Los años finales del larguísimo reinado de Jaime fueron menos agitados; salvo la conquista de Murcia (un peculiar ejercicio de violencia y destrucción por el cual los catalanoaragoneses conquistaron la taifa de Murcia y a continuación, en virtud de un curioso pacto de familia con Alfonso X, la cedieron a la corona de Castilla, como diciendo “mejor nos llevamos bien con el Primo de Zumosol”), el Conquistador pudo dedicarse a usufructuar los réditos de su victoria, promocionando la expansión catalana por el Mediterráneo y asentando las bases de un gran Imperio, español, por supuesto.
Lástima que, como buen español, Jaime fuera incapaz de dejar la historia sin cometer alguna excentricidad, algún paso en falso, alguna desenfrenada pasión por destruir lo construido, y acabase dividiendo sus reinos entre sus hijos; natural, dirán algunos, con tantos hijos como los que tenía el hombre, y a falta de suficientes arzobispados y bodas de conveniencia para colocar a los sobrantes una vez coronado el primogénito, el Conquistador tuvo que ejercer la contabilidad creativa con sus territorios. Así que, ni corto ni perezoso, Jaime procede a dividir la Corona de Aragón entre sus dos hijos mayores.

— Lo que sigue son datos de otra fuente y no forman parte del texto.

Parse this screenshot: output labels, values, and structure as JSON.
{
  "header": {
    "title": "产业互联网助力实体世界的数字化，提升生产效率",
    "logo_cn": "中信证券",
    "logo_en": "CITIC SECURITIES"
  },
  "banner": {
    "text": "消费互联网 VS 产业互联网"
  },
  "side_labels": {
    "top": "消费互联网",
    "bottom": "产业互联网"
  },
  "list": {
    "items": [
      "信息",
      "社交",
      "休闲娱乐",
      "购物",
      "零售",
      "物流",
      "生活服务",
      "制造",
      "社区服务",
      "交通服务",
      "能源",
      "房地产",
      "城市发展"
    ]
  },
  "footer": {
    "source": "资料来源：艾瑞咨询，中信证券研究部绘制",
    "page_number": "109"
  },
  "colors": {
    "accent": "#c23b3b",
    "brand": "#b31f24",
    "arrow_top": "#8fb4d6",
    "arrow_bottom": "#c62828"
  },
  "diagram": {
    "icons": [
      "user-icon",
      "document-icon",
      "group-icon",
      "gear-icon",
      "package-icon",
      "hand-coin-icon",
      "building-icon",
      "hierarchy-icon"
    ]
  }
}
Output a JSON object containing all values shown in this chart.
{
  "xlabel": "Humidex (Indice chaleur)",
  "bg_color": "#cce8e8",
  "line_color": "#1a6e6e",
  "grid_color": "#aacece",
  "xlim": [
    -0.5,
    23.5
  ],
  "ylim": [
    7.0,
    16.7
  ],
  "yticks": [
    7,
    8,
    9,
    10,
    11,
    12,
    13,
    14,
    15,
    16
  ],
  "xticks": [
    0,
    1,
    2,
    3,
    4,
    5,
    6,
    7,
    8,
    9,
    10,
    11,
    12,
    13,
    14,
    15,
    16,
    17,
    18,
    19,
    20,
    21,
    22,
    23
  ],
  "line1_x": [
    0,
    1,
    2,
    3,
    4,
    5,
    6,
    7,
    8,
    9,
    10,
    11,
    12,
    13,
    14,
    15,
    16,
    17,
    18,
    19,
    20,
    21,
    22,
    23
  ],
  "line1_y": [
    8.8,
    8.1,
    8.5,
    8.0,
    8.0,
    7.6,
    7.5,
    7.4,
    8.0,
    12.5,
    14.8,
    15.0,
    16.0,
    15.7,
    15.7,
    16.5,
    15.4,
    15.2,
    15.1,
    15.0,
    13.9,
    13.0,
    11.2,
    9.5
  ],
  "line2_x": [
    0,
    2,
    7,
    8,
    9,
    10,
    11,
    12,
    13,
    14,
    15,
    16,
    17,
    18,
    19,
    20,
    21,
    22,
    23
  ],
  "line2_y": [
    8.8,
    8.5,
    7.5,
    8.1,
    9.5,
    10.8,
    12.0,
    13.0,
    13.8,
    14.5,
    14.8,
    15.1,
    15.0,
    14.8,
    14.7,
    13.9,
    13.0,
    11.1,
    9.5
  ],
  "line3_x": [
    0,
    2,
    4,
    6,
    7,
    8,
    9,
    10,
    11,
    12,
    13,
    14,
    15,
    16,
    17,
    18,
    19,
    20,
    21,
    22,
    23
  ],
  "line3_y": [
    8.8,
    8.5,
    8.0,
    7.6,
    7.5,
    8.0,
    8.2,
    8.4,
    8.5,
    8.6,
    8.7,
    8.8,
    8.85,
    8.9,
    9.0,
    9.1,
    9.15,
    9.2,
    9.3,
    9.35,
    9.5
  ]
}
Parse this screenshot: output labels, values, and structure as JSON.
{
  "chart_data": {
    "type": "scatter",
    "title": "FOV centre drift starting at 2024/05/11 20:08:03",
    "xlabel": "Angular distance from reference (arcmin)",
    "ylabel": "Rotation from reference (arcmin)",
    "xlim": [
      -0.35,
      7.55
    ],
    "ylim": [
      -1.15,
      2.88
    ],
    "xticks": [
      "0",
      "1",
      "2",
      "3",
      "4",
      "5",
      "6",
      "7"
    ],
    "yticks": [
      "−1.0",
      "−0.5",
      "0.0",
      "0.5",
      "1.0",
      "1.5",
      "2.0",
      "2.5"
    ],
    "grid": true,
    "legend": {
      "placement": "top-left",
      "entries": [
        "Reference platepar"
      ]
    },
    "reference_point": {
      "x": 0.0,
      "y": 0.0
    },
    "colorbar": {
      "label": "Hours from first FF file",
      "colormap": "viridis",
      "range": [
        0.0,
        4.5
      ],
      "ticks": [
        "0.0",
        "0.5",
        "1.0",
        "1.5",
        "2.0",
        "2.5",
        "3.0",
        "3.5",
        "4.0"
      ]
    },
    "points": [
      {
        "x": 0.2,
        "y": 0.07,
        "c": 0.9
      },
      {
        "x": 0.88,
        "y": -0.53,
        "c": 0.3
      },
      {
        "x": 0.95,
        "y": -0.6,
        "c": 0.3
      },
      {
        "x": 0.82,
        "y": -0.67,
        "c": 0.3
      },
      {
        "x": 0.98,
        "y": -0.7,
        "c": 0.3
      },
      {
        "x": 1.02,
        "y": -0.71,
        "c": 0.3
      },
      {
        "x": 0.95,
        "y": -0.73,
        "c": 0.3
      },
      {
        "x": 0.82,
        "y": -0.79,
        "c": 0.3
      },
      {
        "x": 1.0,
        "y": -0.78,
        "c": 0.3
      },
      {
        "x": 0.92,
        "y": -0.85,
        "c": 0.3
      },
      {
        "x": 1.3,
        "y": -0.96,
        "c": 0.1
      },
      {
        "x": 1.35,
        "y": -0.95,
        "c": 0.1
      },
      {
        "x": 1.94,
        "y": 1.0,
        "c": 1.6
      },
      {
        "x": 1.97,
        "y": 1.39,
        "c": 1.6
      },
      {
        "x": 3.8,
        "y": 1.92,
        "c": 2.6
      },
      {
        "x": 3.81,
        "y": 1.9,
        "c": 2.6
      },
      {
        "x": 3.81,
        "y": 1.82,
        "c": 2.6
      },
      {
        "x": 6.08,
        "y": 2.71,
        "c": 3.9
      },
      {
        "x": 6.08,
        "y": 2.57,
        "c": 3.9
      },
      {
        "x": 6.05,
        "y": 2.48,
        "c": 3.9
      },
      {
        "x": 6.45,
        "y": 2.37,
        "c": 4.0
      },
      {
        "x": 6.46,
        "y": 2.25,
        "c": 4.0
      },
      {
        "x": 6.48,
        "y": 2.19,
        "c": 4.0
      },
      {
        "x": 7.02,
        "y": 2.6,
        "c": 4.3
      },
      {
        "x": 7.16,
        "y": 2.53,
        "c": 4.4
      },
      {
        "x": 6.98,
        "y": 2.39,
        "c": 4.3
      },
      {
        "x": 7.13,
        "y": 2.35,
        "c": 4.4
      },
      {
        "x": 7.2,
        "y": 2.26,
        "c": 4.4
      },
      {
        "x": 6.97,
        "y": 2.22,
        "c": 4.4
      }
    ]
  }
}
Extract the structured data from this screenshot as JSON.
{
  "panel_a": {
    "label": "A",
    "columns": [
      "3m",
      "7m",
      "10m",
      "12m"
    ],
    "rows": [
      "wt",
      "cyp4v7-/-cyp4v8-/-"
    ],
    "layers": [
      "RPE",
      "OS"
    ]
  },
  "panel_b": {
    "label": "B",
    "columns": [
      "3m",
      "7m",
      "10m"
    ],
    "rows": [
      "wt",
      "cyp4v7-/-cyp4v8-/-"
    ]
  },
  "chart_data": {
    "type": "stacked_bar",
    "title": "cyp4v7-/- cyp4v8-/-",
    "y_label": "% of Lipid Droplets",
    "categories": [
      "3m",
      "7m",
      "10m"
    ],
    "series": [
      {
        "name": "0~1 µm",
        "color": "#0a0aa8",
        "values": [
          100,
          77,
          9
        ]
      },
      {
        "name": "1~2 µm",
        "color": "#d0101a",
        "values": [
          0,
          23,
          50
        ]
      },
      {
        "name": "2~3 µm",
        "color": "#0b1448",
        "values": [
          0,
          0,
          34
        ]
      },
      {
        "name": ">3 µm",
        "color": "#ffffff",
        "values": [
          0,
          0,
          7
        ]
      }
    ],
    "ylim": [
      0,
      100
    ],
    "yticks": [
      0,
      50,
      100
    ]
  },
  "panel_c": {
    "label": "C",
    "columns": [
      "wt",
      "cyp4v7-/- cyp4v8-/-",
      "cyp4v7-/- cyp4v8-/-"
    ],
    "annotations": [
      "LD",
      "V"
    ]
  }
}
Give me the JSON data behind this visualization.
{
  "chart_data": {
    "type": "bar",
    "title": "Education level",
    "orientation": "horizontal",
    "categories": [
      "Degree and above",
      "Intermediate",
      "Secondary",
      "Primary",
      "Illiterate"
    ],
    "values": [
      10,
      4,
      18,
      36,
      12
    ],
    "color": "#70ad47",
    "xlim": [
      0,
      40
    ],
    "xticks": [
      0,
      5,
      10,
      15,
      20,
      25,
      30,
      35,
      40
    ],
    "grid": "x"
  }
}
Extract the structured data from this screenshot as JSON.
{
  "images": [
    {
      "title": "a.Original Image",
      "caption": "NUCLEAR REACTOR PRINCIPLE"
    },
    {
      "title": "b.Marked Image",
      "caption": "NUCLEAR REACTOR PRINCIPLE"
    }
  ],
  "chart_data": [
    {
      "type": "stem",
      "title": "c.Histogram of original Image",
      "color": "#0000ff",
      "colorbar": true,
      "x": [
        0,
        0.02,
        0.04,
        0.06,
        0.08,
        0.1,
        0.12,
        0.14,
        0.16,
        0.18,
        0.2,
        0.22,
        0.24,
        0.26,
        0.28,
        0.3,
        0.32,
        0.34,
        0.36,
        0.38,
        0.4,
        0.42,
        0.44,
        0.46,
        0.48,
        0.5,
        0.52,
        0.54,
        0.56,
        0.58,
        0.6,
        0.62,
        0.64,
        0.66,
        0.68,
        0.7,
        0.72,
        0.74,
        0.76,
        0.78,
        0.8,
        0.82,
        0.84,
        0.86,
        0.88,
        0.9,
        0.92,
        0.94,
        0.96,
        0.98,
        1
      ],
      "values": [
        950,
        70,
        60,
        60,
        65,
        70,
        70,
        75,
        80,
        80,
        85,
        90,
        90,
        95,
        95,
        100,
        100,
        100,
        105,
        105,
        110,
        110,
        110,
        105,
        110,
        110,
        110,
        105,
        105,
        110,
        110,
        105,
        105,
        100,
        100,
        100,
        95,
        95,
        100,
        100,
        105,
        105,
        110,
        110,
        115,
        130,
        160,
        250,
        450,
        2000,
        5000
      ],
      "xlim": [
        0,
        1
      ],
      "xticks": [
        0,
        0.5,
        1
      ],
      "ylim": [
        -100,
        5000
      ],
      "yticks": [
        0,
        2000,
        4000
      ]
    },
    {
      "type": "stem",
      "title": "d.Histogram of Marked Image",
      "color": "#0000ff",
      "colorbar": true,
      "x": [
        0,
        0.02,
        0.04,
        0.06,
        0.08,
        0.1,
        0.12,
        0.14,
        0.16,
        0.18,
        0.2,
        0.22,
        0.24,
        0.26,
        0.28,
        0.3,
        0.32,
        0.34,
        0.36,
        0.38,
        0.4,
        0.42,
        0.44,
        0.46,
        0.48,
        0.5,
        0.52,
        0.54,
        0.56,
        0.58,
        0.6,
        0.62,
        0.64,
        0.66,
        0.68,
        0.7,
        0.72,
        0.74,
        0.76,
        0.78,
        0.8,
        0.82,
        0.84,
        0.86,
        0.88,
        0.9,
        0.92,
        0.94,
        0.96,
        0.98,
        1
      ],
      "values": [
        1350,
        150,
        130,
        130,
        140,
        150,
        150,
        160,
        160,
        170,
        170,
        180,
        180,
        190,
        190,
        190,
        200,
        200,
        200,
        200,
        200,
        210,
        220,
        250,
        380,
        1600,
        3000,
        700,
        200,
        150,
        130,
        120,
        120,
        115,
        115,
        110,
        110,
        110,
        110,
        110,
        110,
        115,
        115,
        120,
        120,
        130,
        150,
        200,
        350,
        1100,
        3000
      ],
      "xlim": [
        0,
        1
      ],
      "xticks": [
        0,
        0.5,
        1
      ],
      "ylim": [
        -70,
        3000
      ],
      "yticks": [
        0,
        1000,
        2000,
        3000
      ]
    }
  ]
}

A Jaime le otorga el “reino” de Baleares, el Rosellón y Montpellier: habráse visto reino más surrealista, pensarán Ustedes, mitad insular, mitad continental, y además estos últimos los más lejanos; y aún más surreal si pensamos que las Baleares, en teoría, habían quedado asociadas a Cataluña; aunque si lo miramos de otra forma, Jaime I el Conquistador fue un adelantado a su tiempo, pues supo prever la evolución de las cosas en la política, sociedad y economía españolas tan atinadamente que formó un reino con los futuros territorios francoalemanes. A Pedro, el primogénito, le otorgó los reinos de Aragón y Valencia y el condado de Cataluña. Bien pronto Pedro demostraría su españolidad, soltando muchas más yoyah que su padre en menos tiempo y, además, con más mérito: “Pedro III el Grande”.
Histeria de España
Capítulo CVI: Pedro III el Grande (I): Las bases del Imperio
Si Jaime I completó las conquistas netamente hispánicas de la Corona de Aragón incorporando los reinos de Valencia y Mallorca, Pedro III el Grande sería el encargado de darle dimensión internacional al asunto. Sin duda, Pedro es uno de los más grandes monarcas españoles de todos los tiempos, es decir, un hito más ofrendado por España a la Historia Universal. En apenas diez años (1276 – 1285), Pedro subvertió todos los cánones del orden establecido, dentro y sobre todo fuera de su Reino, utilizando el ancestral sistema del que todo español digno de tal nombre ha hecho siempre gala para enfrentarse a los poderosos: soltando unas hondonadas de hostias espectaculares y vertiendo sangre de sus enemigos en mayor medida que los hilillos de plastilina lo hicieron con el fuel del Prestige.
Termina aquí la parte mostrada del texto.